The United States Postal Service operates the Avondale Estates Post Office.

==Education==
Avondale Estates is served by the DeKalb County School System.

Avondale Elementary School is in the city limits. Druid Hills Middle School, and Druid Hills High School serve the community.

Avondale Middle School and Avondale High School, formerly adjacent to the city limits and serving the city, closed at the end of May 2011, and the students were distributed to neighboring schools. The campus is now used exclusively by the magnet school DeKalb School of the Arts.

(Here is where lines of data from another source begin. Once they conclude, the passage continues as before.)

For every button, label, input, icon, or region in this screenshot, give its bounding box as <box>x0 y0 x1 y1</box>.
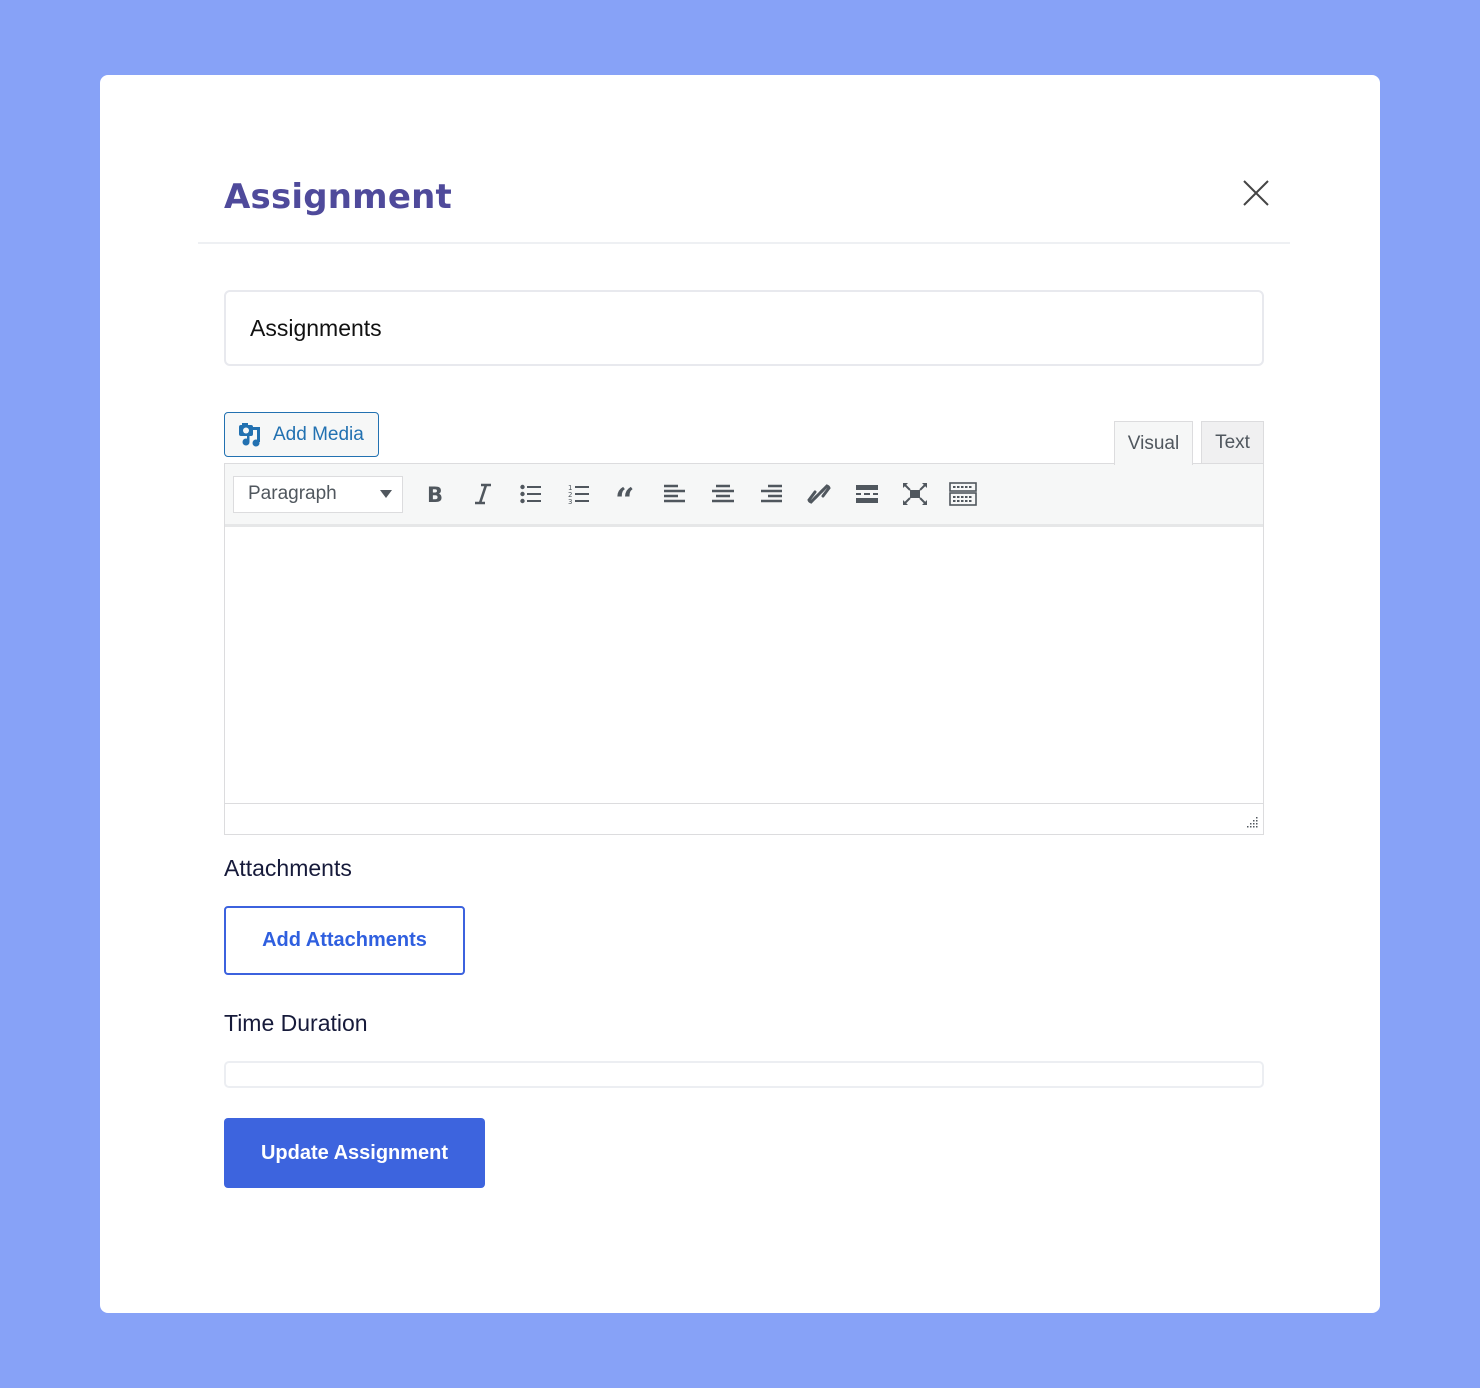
format-select-value: Paragraph <box>248 483 337 504</box>
add-media-button[interactable]: Add Media <box>224 412 379 457</box>
svg-text:“: “ <box>615 484 635 504</box>
modal-header: Assignment <box>198 75 1290 244</box>
modal-title: Assignment <box>224 177 452 217</box>
assignment-modal: Assignment Add Media Visual Text Paragra… <box>100 75 1380 1313</box>
chevron-down-icon <box>380 490 392 498</box>
close-icon <box>1243 180 1269 206</box>
bold-icon: B <box>427 483 443 505</box>
toolbar-toggle-button[interactable] <box>939 474 987 514</box>
add-media-label: Add Media <box>273 423 364 445</box>
numbered-list-icon: 1 2 3 <box>568 484 589 505</box>
toolbar-toggle-icon <box>949 482 977 506</box>
italic-button[interactable] <box>459 474 507 514</box>
blockquote-icon: “ <box>615 484 635 504</box>
fullscreen-icon <box>903 483 927 505</box>
editor-toolbar: Paragraph B 1 2 3 “ <box>225 464 1263 527</box>
align-right-icon <box>761 484 782 503</box>
svg-text:3: 3 <box>568 498 572 505</box>
editor-status-bar <box>225 804 1263 833</box>
read-more-icon <box>856 485 878 503</box>
numbered-list-button[interactable]: 1 2 3 <box>555 474 603 514</box>
tab-text[interactable]: Text <box>1201 421 1264 464</box>
svg-text:B: B <box>427 483 443 505</box>
link-button[interactable] <box>795 474 843 514</box>
attachments-label: Attachments <box>224 855 352 881</box>
time-duration-label: Time Duration <box>224 1010 368 1036</box>
align-center-icon <box>712 484 734 503</box>
blockquote-button[interactable]: “ <box>603 474 651 514</box>
tab-visual[interactable]: Visual <box>1114 421 1193 465</box>
align-center-button[interactable] <box>699 474 747 514</box>
editor-content-area[interactable] <box>225 527 1263 804</box>
update-assignment-button[interactable]: Update Assignment <box>224 1118 485 1188</box>
link-icon <box>807 484 831 504</box>
add-attachments-button[interactable]: Add Attachments <box>224 906 465 975</box>
bold-button[interactable]: B <box>411 474 459 514</box>
time-duration-input[interactable] <box>224 1061 1264 1088</box>
align-right-button[interactable] <box>747 474 795 514</box>
bulleted-list-button[interactable] <box>507 474 555 514</box>
italic-icon <box>475 483 491 505</box>
resize-handle-icon[interactable] <box>1245 816 1259 830</box>
align-left-icon <box>664 484 685 503</box>
align-left-button[interactable] <box>651 474 699 514</box>
format-select[interactable]: Paragraph <box>233 475 403 513</box>
read-more-button[interactable] <box>843 474 891 514</box>
rich-text-editor: Paragraph B 1 2 3 “ <box>224 463 1264 835</box>
fullscreen-button[interactable] <box>891 474 939 514</box>
assignment-title-input[interactable] <box>224 290 1264 366</box>
bulleted-list-icon <box>520 484 541 504</box>
close-button[interactable] <box>1242 179 1270 207</box>
media-icon <box>239 422 260 446</box>
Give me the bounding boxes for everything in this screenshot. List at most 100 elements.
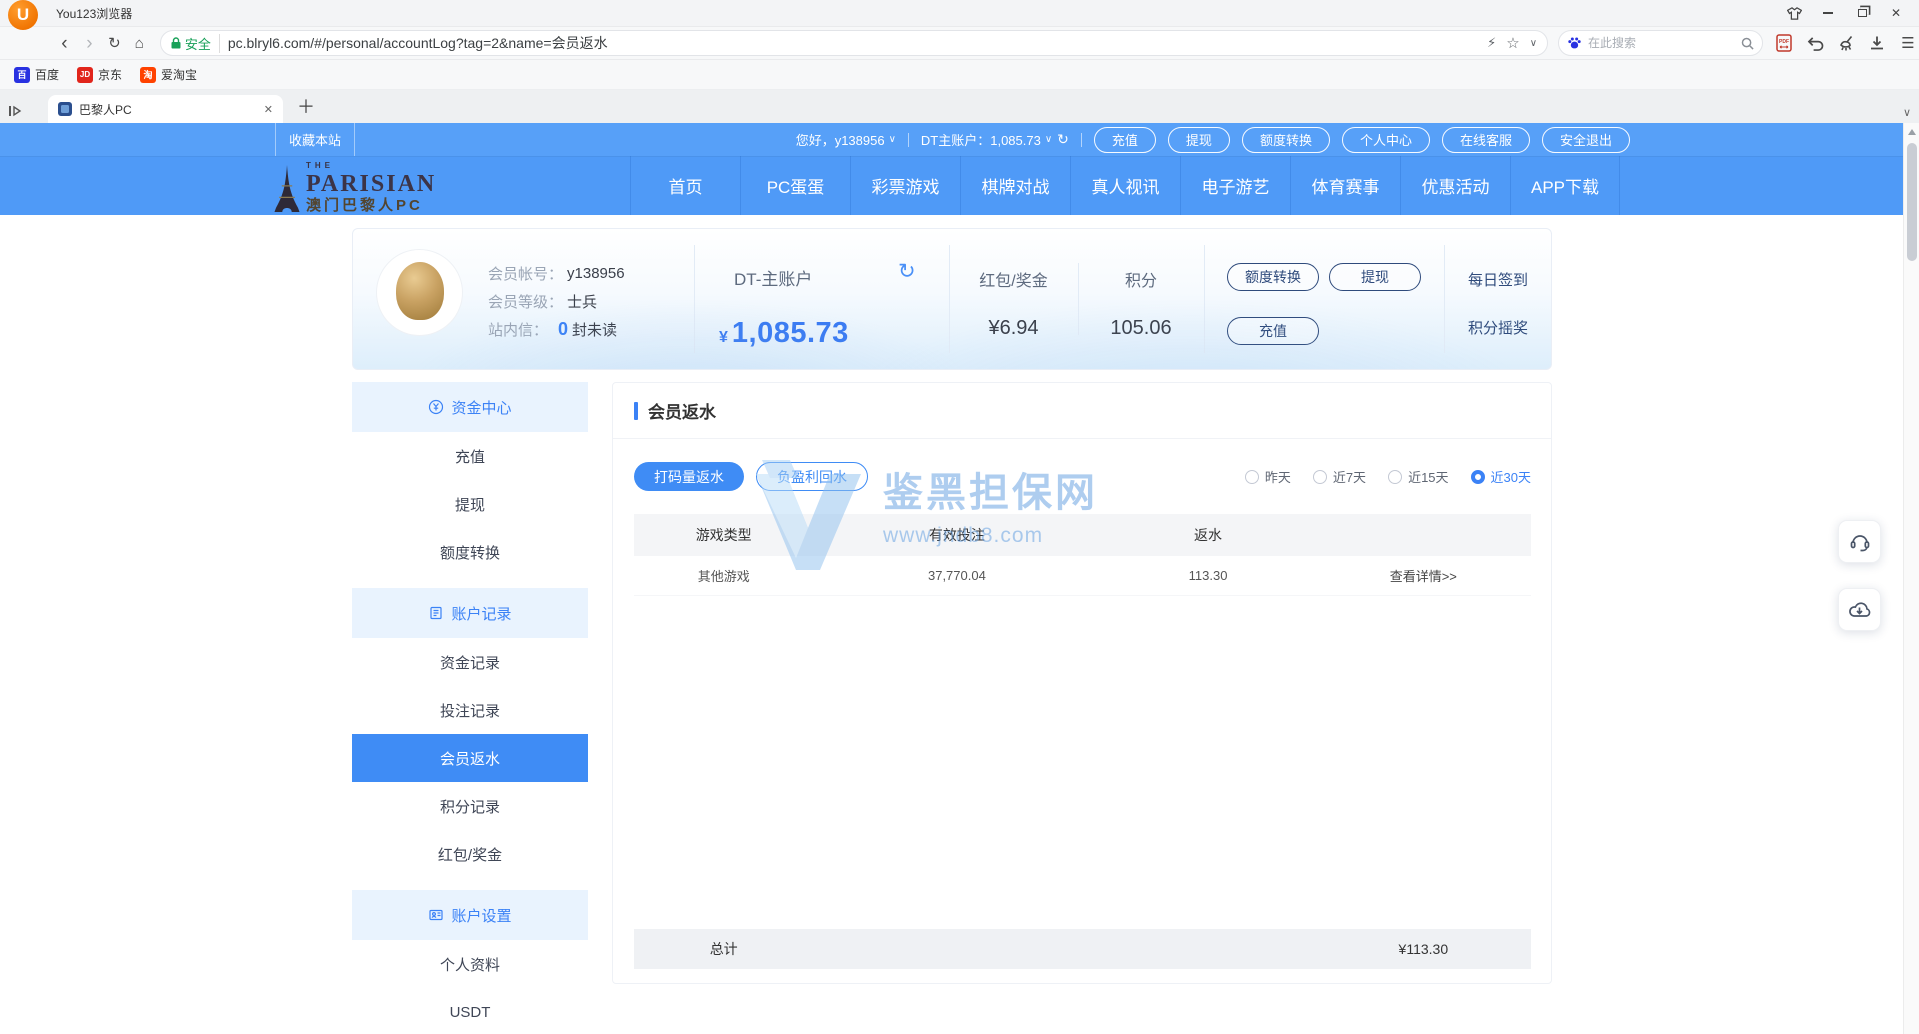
tab-close-icon[interactable]: ✕ xyxy=(264,103,273,116)
sidebar-item-deposit[interactable]: 充值 xyxy=(352,432,588,480)
bookmark-taobao[interactable]: 淘 爱淘宝 xyxy=(140,66,197,83)
undo-icon[interactable] xyxy=(1804,32,1826,54)
page-scrollbar[interactable] xyxy=(1903,123,1919,1034)
home-icon[interactable]: ⌂ xyxy=(127,36,152,51)
search-icon[interactable] xyxy=(1741,37,1754,50)
search-box[interactable] xyxy=(1558,30,1763,56)
pdf-tool-icon[interactable]: PDF xyxy=(1773,32,1795,54)
minimize-button[interactable] xyxy=(1815,3,1841,23)
menu-icon[interactable]: ☰ xyxy=(1897,32,1919,54)
funds-icon xyxy=(428,399,444,415)
close-button[interactable]: ✕ xyxy=(1883,3,1909,23)
nav-item-egames[interactable]: 电子游艺 xyxy=(1180,156,1290,215)
radio-selected-icon xyxy=(1471,470,1485,484)
bookmark-star-icon[interactable]: ☆ xyxy=(1506,34,1519,52)
baidu-paw-icon xyxy=(1567,36,1582,51)
tab-parisian[interactable]: 巴黎人PC ✕ xyxy=(48,95,283,123)
view-details-link[interactable]: 查看详情>> xyxy=(1316,566,1531,585)
refresh-balance-icon[interactable]: ↻ xyxy=(1057,131,1069,148)
card-withdraw-button[interactable]: 提现 xyxy=(1329,263,1421,291)
url-dropdown-icon[interactable]: ∨ xyxy=(1530,38,1537,49)
cell-rebate: 113.30 xyxy=(1100,568,1315,583)
sidebar-item-profile[interactable]: 个人资料 xyxy=(352,940,588,988)
user-greeting-dropdown[interactable]: 您好，y138956∨ xyxy=(796,130,896,149)
cleaner-broom-icon[interactable] xyxy=(1835,32,1857,54)
topbar-customer-service-button[interactable]: 在线客服 xyxy=(1442,127,1530,153)
daily-signin-link[interactable]: 每日签到 xyxy=(1468,269,1528,290)
cell-valid-bet: 37,770.04 xyxy=(813,568,1100,583)
cloud-download-float-button[interactable] xyxy=(1838,588,1881,631)
tab-favicon xyxy=(58,102,72,116)
wallet-dropdown[interactable]: DT主账户：1,085.73∨ ↻ xyxy=(921,130,1069,149)
page-title: 会员返水 xyxy=(648,398,716,423)
favorite-site-link[interactable]: 收藏本站 xyxy=(275,123,355,156)
nav-item-sports[interactable]: 体育赛事 xyxy=(1290,156,1400,215)
sidebar-item-withdraw[interactable]: 提现 xyxy=(352,480,588,528)
title-accent-bar xyxy=(634,402,638,420)
radio-icon xyxy=(1245,470,1259,484)
scrollbar-thumb[interactable] xyxy=(1907,143,1917,261)
total-label: 总计 xyxy=(634,939,813,959)
search-input[interactable] xyxy=(1588,36,1735,50)
sidebar-item-usdt[interactable]: USDT xyxy=(352,988,588,1034)
nav-item-live[interactable]: 真人视讯 xyxy=(1070,156,1180,215)
download-icon[interactable] xyxy=(1866,32,1888,54)
customer-service-float-button[interactable] xyxy=(1838,520,1881,563)
topbar-personal-center-button[interactable]: 个人中心 xyxy=(1342,127,1430,153)
nav-item-home[interactable]: 首页 xyxy=(630,156,740,215)
scroll-up-arrow-icon[interactable] xyxy=(1908,129,1916,135)
topbar-withdraw-button[interactable]: 提现 xyxy=(1168,127,1230,153)
sidebar: 资金中心 充值 提现 额度转换 账户记录 资金记录 投注记录 会员返水 积分记录… xyxy=(352,382,588,1034)
skin-theme-icon[interactable] xyxy=(1781,3,1807,23)
back-icon[interactable]: ‹ xyxy=(52,34,77,53)
tab-code-rebate[interactable]: 打码量返水 xyxy=(634,462,744,491)
bookmark-jd[interactable]: JD 京东 xyxy=(77,66,122,83)
sidebar-collapse-icon[interactable] xyxy=(0,99,30,123)
logo-the: THE xyxy=(306,162,436,170)
sidebar-header-settings: 账户设置 xyxy=(352,890,588,940)
topbar-deposit-button[interactable]: 充值 xyxy=(1094,127,1156,153)
topbar-logout-button[interactable]: 安全退出 xyxy=(1542,127,1630,153)
bookmark-baidu[interactable]: 百 百度 xyxy=(14,66,59,83)
points-lottery-link[interactable]: 积分摇奖 xyxy=(1468,317,1528,338)
topbar-transfer-button[interactable]: 额度转换 xyxy=(1242,127,1330,153)
nav-item-promos[interactable]: 优惠活动 xyxy=(1400,156,1510,215)
filter-yesterday[interactable]: 昨天 xyxy=(1245,467,1291,486)
panel-toolbar: 打码量返水 负盈利回水 昨天 近7天 近15天 近30天 xyxy=(613,439,1551,514)
nav-item-chess[interactable]: 棋牌对战 xyxy=(960,156,1070,215)
main-panel: 会员返水 打码量返水 负盈利回水 昨天 近7天 近15天 近30天 游戏类型 有… xyxy=(612,382,1552,984)
tab-list-caret-icon[interactable]: ∨ xyxy=(1903,106,1911,119)
refresh-icon[interactable]: ↻ xyxy=(102,36,127,51)
rebate-table: 游戏类型 有效投注 返水 其他游戏 37,770.04 113.30 查看详情>… xyxy=(634,514,1531,596)
mail-row[interactable]: 站内信： 0 封未读 xyxy=(488,317,617,341)
profile-card: 会员帐号：y138956 会员等级：士兵 站内信： 0 封未读 DT-主账户 ↻… xyxy=(352,228,1552,370)
sidebar-item-transfer[interactable]: 额度转换 xyxy=(352,528,588,576)
filter-15days[interactable]: 近15天 xyxy=(1388,467,1448,486)
total-value: ¥113.30 xyxy=(1316,941,1531,957)
sidebar-item-fund-records[interactable]: 资金记录 xyxy=(352,638,588,686)
restore-button[interactable] xyxy=(1849,3,1875,23)
filter-30days[interactable]: 近30天 xyxy=(1471,467,1531,486)
cell-game-type: 其他游戏 xyxy=(634,566,813,585)
nav-item-app-download[interactable]: APP下载 xyxy=(1510,156,1620,215)
nav-item-pcdandan[interactable]: PC蛋蛋 xyxy=(740,156,850,215)
sidebar-item-member-rebate[interactable]: 会员返水 xyxy=(352,734,588,782)
divider xyxy=(908,133,909,147)
tab-loss-rebate[interactable]: 负盈利回水 xyxy=(756,462,868,491)
sidebar-item-bet-records[interactable]: 投注记录 xyxy=(352,686,588,734)
sidebar-item-bonus[interactable]: 红包/奖金 xyxy=(352,830,588,878)
card-transfer-button[interactable]: 额度转换 xyxy=(1227,263,1319,291)
forward-icon[interactable]: › xyxy=(77,34,102,53)
filter-7days[interactable]: 近7天 xyxy=(1313,467,1366,486)
nav-item-lottery[interactable]: 彩票游戏 xyxy=(850,156,960,215)
card-deposit-button[interactable]: 充值 xyxy=(1227,317,1319,345)
quick-access-icon[interactable]: ⚡ xyxy=(1487,35,1496,51)
new-tab-button[interactable]: ＋ xyxy=(297,93,315,119)
svg-text:PDF: PDF xyxy=(1779,39,1789,45)
sidebar-item-points-records[interactable]: 积分记录 xyxy=(352,782,588,830)
cloud-download-icon xyxy=(1847,598,1872,622)
site-logo[interactable]: THE PARISIAN 澳门巴黎人PC xyxy=(272,162,436,213)
address-bar[interactable]: 安全 pc.blryl6.com/#/personal/accountLog?t… xyxy=(160,30,1548,56)
logo-subtitle: 澳门巴黎人PC xyxy=(306,198,436,213)
refresh-wallet-icon[interactable]: ↻ xyxy=(898,259,916,284)
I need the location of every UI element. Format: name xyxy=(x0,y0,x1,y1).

In 2008, local parents began organizing formal efforts through the Avondale Education Association, a local grass-roots non-profit organization that was founded in October 2003, to create a charter school that would achieve the standards required by law, while establishing an elementary school that reflected the values of the community. Their proposal was initially rejected by the Dekalb County School Board, but it was subsequently selected by the Georgia Charter Schools Commission as one of a small number of schools to be chartered directly by the State of Georgia. The school, Museum School of Avondale Estates, opened in 2010, and Avondale Estates therefore lies within its attendance zone.
The Museum School admissions are accepted through a lottery.